基本的なことを聞く問題を出しているはずなのだが、試験範囲はどこかとか聞かれている。これは授業が分かっていないことに理由があるのだと思う。やさしく、やさしくとかゆっくりとかいわれるが、ゆっくりやってもわからない人には同じことだろう。
「物理は物理学者には難しすぎる」といったのは数学者のヒルベルトで、「数学を勉強した後に物理を勉強する方がやさしい」といった人も居るとか。物理学は数学ではないが、数学なしの物理学はお話にしか過ぎない、というのは物理の研究者の間では常識であろう。
でも数学的素養のない人にも物理を教えなくてはならない。それで数学の要点をうまく要約して教えているが、これは適当なテキストなしで教えるので、そのときは分かったつもりでも後に残らない。でも、それをプリントにして配れという要求は私には荷が重過ぎる。
その内容が用意できないということではなくて、単にプリントにするためにパソコンに入力する時間がないということである。これは本当は数学の先生の課題であろうが、数学の先生は物理に必要なことを分かりやすく教えてはくれていない。確かに数学は物理学のために存在するわけではないから。
いや分かりやすく教えているのかもしれないが、それが学生の頭に定着するようにはなっていないということであろう。
日本の心ある大学の先生はだれでも知っている。理工系の大学で先生方が一生懸命に教えた事柄が、一つも学生に定着していない、理解されてはいないということを。昔の学生なら授業でわからなかったことを自分である程度勉強したものだ。そういう人がまったくいなくなったとは思わないが、そういうことをする人は少なくなっている。

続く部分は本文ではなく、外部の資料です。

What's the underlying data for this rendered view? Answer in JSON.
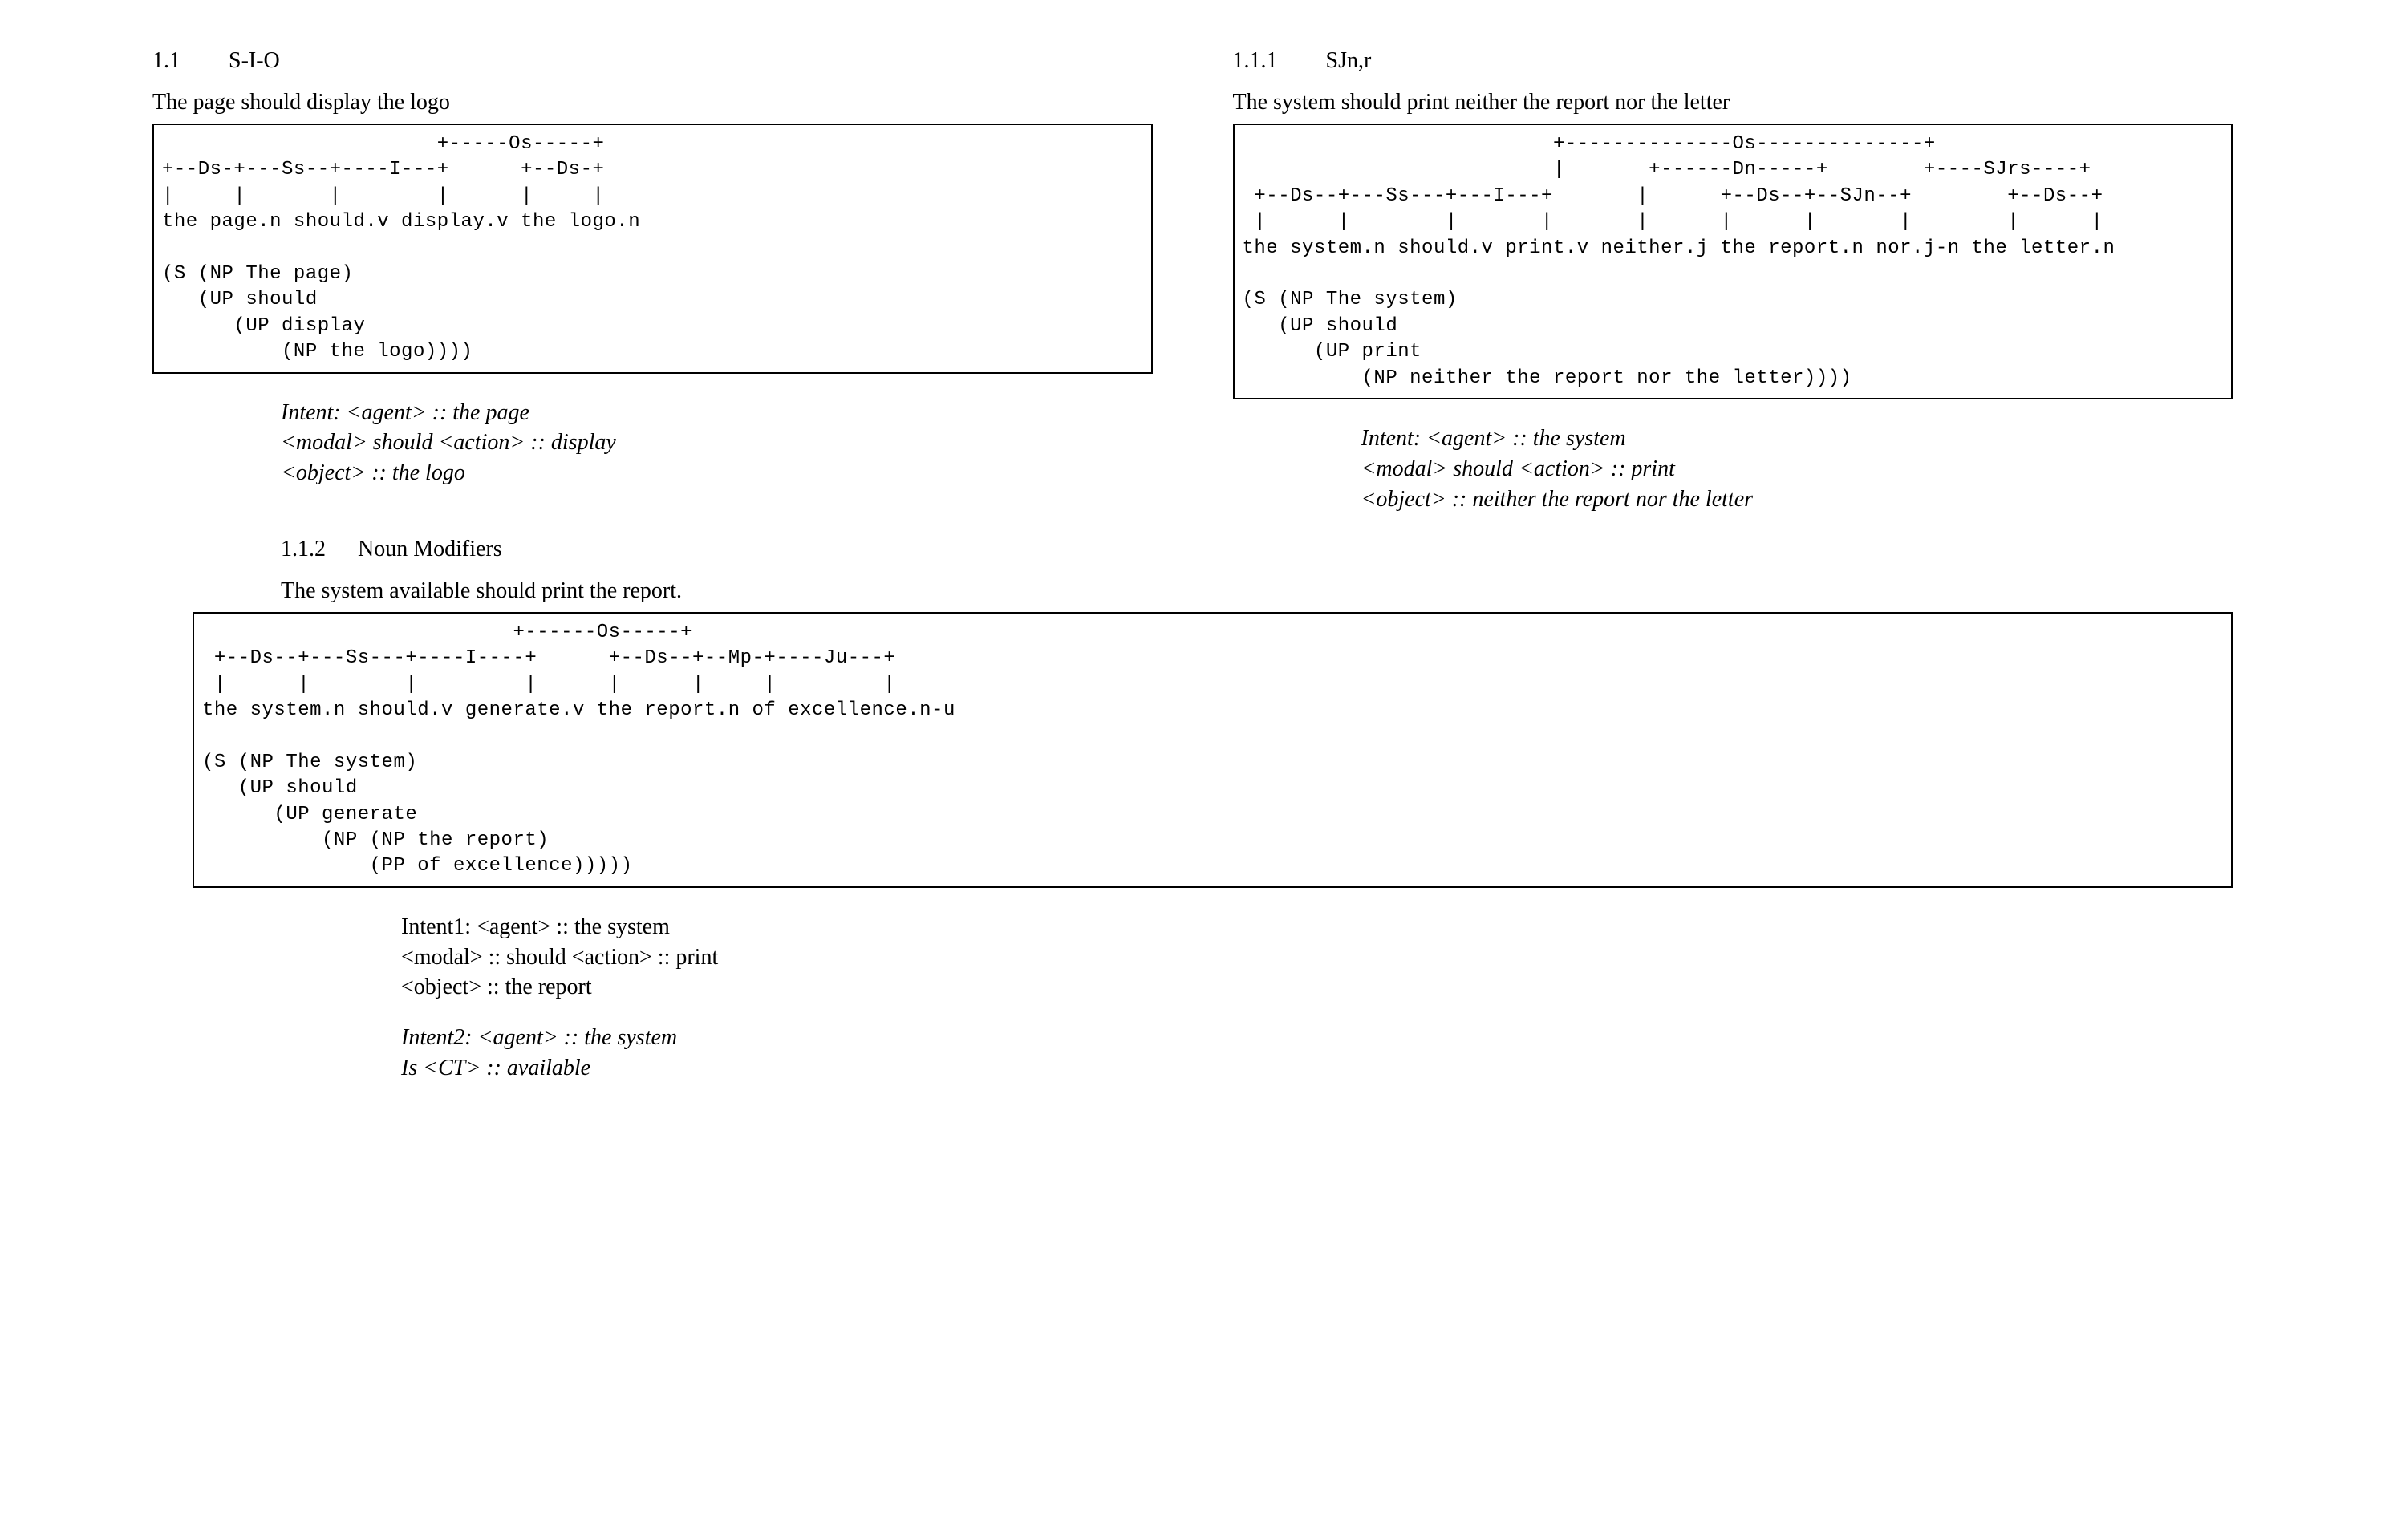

授業で聞いたら、すぐに分からなくてはいけないと思っている。分かるように教えないのは教え方が下手なのだというように。結果だけを教えるということもある事柄では例外的にしたが、それを知りたがる。知りたがることはいい。しかし、結果しか教えなかったことの理由をわかっていないのではないか。簡単に教えられるものなら教えてくれたはずだから、多分難しいのだろうといった推測もできないのではないか。
またなんでも教えてもらうという姿勢である。これではどうしようもない。またたまたまテキストに比較的忠実に講義を敷衍して授業をしたら、テキストと同じことをするなら授業はいらないという学生もいる。

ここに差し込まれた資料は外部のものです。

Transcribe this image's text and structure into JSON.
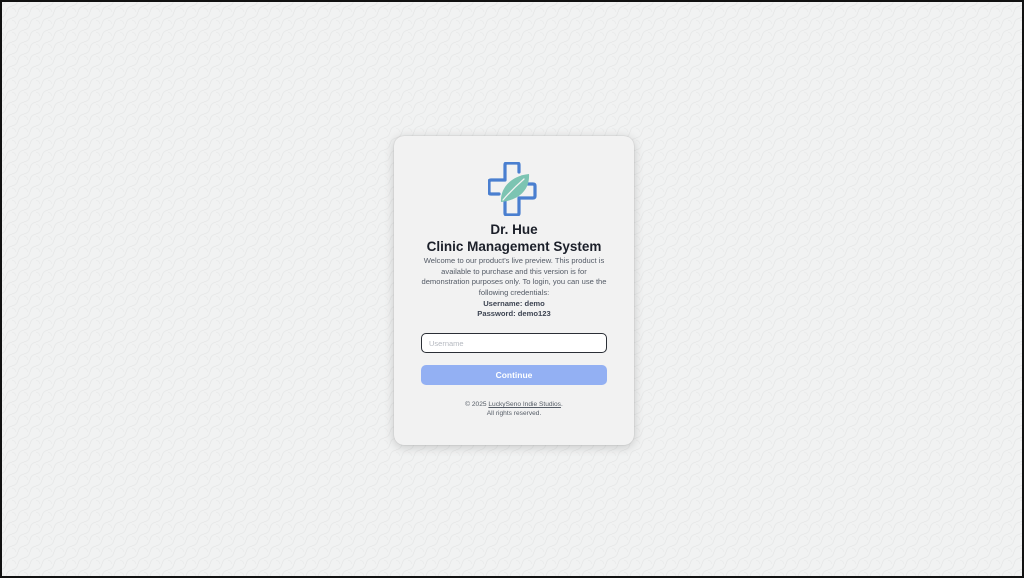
{
  "app": {
    "title_line1": "Dr. Hue",
    "title_line2": "Clinic Management System",
    "logo_icon": "medical-cross-leaf-icon"
  },
  "intro": {
    "text": "Welcome to our product's live preview. This product is available to purchase and this version is for demonstration purposes only. To login, you can use the following credentials:",
    "username_line": "Username: demo",
    "password_line": "Password: demo123"
  },
  "form": {
    "username_placeholder": "Username",
    "username_value": "",
    "continue_label": "Continue"
  },
  "footer": {
    "copyright_prefix": "© 2025",
    "studio_link": "LuckySeno Indie Studios",
    "period": ".",
    "rights": "All rights reserved."
  },
  "colors": {
    "accent_blue": "#4a7fd0",
    "leaf_green": "#7cc4b2",
    "button": "#93b0f3",
    "card_bg": "#f2f2f2"
  }
}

いつでも筋はテキストにしたがっていても、違った材料を提供しているし、自分なりの構想を立てて話をしているつもりである。そうでないと一般物理の授業はできない。そういうところが専門基礎の物理学や専門の物理の分科とは違うところだ。
書き始めたときはこんなことを書くつもりはまったくなかったが、書いているうちに毎時間とっている授業アンケートに書かれた学生からの注文に異常に反応してしまっている自分がいるということに気づかされる。わかりやすく授業をしているとの私の自負心が強すぎるのだろうか。